Na mesa sob a janela de vidros fumê, o holograma exibe a lauda com o pedido de relatório da próxima hora. Como chegar atrasado ao trabalho? O trabalho estava sempre em casa. Sem falta. Em toda a sua carreira de analista de dados, nunca respirou o ar da sede da firma. Nem sabe onde fica a sede, se ela existe mesmo. Recebe seus honorários, por produtividade, direto no banco, nos dias combinados. Ficar gripado assim? Sem perdigotos do chefe raivoso pingando em seu rosto, como via nos antigos filmes do pacote revival? Seu chefe era um holograma. Sua vontade de iniciar o relatório tem ainda menos consistência, é menos que virtual, deixou de ser vontade desde a semana passada.
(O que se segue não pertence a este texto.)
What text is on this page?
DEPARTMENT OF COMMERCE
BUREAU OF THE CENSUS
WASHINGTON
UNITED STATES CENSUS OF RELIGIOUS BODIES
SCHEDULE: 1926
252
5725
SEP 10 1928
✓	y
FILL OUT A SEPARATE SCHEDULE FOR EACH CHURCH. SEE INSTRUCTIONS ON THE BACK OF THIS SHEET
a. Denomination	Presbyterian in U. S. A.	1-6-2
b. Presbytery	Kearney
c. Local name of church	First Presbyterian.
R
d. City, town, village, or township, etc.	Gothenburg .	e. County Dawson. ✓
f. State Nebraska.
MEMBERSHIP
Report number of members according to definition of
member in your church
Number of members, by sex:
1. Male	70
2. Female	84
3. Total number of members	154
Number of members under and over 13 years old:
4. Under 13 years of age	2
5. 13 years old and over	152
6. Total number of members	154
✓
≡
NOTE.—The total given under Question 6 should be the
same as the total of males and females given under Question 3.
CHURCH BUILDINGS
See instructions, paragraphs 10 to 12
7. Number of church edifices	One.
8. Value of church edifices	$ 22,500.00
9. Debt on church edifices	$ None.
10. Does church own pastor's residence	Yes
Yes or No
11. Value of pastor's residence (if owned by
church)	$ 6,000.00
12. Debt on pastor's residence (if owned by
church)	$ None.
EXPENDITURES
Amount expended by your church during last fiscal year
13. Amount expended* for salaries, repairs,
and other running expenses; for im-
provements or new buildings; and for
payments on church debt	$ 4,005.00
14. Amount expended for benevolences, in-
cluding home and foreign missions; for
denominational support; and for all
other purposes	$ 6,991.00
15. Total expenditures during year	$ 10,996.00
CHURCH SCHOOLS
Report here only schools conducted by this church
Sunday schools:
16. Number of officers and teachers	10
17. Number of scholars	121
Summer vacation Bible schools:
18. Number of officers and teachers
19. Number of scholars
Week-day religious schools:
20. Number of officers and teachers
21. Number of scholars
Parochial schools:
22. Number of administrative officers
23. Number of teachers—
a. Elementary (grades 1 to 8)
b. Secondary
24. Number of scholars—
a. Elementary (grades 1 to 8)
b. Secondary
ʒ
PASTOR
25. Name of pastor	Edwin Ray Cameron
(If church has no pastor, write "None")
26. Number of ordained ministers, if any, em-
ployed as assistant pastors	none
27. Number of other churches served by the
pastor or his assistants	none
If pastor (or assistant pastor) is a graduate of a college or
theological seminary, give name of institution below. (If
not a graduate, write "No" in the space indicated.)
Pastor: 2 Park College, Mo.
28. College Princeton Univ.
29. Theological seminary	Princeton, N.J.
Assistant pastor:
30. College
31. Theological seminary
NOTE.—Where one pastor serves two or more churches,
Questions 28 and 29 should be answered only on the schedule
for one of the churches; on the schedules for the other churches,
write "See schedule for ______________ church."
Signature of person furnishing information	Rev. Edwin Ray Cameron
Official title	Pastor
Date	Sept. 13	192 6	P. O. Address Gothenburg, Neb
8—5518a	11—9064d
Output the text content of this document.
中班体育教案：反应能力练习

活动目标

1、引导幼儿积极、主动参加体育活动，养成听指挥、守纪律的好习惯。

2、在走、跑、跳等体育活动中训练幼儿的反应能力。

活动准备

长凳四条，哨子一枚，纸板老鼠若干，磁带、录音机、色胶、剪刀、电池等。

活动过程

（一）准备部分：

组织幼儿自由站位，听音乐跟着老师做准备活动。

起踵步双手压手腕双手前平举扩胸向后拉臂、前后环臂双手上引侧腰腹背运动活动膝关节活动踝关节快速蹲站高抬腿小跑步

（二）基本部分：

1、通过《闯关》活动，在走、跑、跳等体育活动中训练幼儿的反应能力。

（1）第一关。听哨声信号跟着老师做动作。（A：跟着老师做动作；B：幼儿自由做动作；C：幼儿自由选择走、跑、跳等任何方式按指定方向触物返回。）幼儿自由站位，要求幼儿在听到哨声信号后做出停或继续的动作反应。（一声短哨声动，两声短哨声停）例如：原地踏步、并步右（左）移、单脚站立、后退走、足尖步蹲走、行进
Oz era um lugar mítico. Diziam que ficava numa ilha artificial na região onde antes estava o centro da capital, na parte baixa inundada pela subida dos mares, vinte e poucos anos atrás. O nome era sugestivo, mas inexato. Para ser fiel à referência, esse Reino de Oz Pós-Inundação deveria ser chamado de Terra dos Pisca-piscas. Faria mais sentido, se Oz existisse de fato, que lá estivesse uma Bruxa Malvada do Oeste desgovernando tudo. Ninguém ia a Oz para fazer pedidos sinceros ou aprender a ser bom. Em vez de sapatos de prata, era o suborno, a peso de ouro, que ajudava a cruzar o árido até o centro. Calor de quase 52 graus e nenhuma garantia. Uma verdadeira cruzada que incluía escapar da guarda perimetral e dos saqueadores. A chegada ao Reino de Oz significava abandonar tudo que a vida politicamente correta tinha dado ao peregrino. Nada de óculos de esmeralda.
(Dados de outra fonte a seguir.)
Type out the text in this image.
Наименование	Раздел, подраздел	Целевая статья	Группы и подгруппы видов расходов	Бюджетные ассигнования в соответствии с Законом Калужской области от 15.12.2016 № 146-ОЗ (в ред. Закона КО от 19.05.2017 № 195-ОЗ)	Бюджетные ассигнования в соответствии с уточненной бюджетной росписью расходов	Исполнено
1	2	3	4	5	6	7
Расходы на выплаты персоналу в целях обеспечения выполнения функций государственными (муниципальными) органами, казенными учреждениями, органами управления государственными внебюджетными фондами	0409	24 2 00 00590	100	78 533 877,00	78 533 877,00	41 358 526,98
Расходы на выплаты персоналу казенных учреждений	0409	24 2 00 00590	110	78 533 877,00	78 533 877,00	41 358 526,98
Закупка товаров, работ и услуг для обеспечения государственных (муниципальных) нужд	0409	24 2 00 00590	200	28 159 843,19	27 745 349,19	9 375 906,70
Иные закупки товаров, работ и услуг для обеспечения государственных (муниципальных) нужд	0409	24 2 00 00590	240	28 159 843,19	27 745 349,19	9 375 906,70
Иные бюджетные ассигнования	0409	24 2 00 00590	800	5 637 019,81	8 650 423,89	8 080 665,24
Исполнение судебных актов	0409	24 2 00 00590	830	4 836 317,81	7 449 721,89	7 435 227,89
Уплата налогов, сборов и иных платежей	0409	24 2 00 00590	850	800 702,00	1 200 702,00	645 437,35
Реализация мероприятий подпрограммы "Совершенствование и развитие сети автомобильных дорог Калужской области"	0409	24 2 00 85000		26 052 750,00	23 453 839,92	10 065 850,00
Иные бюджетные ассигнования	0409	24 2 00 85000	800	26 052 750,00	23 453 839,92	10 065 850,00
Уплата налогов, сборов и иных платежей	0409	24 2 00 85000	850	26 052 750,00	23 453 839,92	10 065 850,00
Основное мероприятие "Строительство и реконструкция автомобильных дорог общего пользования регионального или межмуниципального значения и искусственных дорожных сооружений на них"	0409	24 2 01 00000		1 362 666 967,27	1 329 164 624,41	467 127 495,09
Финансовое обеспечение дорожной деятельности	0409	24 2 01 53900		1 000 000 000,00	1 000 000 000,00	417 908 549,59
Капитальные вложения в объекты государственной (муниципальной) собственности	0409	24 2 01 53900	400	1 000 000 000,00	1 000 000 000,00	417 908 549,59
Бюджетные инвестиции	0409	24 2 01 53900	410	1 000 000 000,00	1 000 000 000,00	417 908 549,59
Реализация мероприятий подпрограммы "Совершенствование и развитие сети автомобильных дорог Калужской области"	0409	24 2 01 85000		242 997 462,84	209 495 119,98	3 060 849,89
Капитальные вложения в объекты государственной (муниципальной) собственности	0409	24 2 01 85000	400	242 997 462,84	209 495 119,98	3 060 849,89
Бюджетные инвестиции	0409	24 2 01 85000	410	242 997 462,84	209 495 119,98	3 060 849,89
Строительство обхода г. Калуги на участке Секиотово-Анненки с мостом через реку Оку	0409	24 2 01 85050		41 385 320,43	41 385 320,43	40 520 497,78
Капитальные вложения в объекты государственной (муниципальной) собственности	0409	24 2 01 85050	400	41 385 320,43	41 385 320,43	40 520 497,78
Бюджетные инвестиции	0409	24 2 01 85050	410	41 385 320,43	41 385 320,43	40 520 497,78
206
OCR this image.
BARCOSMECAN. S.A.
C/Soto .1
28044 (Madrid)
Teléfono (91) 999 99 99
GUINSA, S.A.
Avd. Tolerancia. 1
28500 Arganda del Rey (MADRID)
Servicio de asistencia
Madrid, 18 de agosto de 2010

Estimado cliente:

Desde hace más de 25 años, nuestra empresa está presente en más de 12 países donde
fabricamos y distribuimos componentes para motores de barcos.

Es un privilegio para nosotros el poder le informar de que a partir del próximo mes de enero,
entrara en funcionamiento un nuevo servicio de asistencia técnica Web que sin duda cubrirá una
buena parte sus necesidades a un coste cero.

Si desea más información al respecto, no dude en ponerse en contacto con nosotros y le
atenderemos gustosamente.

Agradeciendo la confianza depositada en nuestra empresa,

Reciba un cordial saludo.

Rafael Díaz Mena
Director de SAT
Na semana passada, este homem que agora vemos sentado na cama, olhando um mapa rabiscado num pedaço de papel de livro antigo, encontrou por acaso a saída para o dilema de toda a sua geração. O mundo havia se transformado num paraíso de Dorothys e Totós. Tudo bonzinho, bonitinho, loirinho, cutcut. Começou com uma lei antifumo, depois vieram a lei do silêncio, a lei seca, a proibição de dar palmadas em crianças rebeldes e a campanha dos evangélicos pelo casamento virginal. A inundação, prevista com anos de antecedência, trouxe a esperança de que, diante da possibilidade de um desastre, o controle sobre a vida e o prazer alheios seria afrouxado. Viver estava ficando muito chato! Ocorreu o inverso disso: os radicais passaram a ser considerados moderados e, antes da migração para as serras, já não se viam mais cadeiras em calçadas de bares, pois não havia mais bares. As festas na porta dos estádios acabaram: futebol só indoor, sem torcida. As putas nas ruelas do centro foram para a p... Antes de a água limpar a cidade, os moderados conseguiram tornar tudo insípido, inodoro, incolor, de forma onipotente, onipresente, onisciente. Criou-se um Deus Diet e todo mundo foi obrigado a consumir a cartilha d´Ele ou não migraria. Ficaram para morrer os indigentes e os opositores do novo regime. Dizem que eles fundaram Oz, o reino dos homens incorretos. Um lugar em que se pode fumar, beber, fazer sexo, cometer erros, ficar doente e morrer sem programação prévia.
Este homem que agora vemos abrindo a porta, com um mapa nas mãos, dinheiro no bolso, cantis de água em volta da cintura e uma esperança de história infantil na alma, cansou de ser correto. Quer apenas ser humano, como no tempo em que ninguém tinha muita certeza sobre qual seria o certo, qual seria o errado, e o único jeito de descobrir era tentando. E o milho pipocava no microondas. Com muito sal e pouco hífen.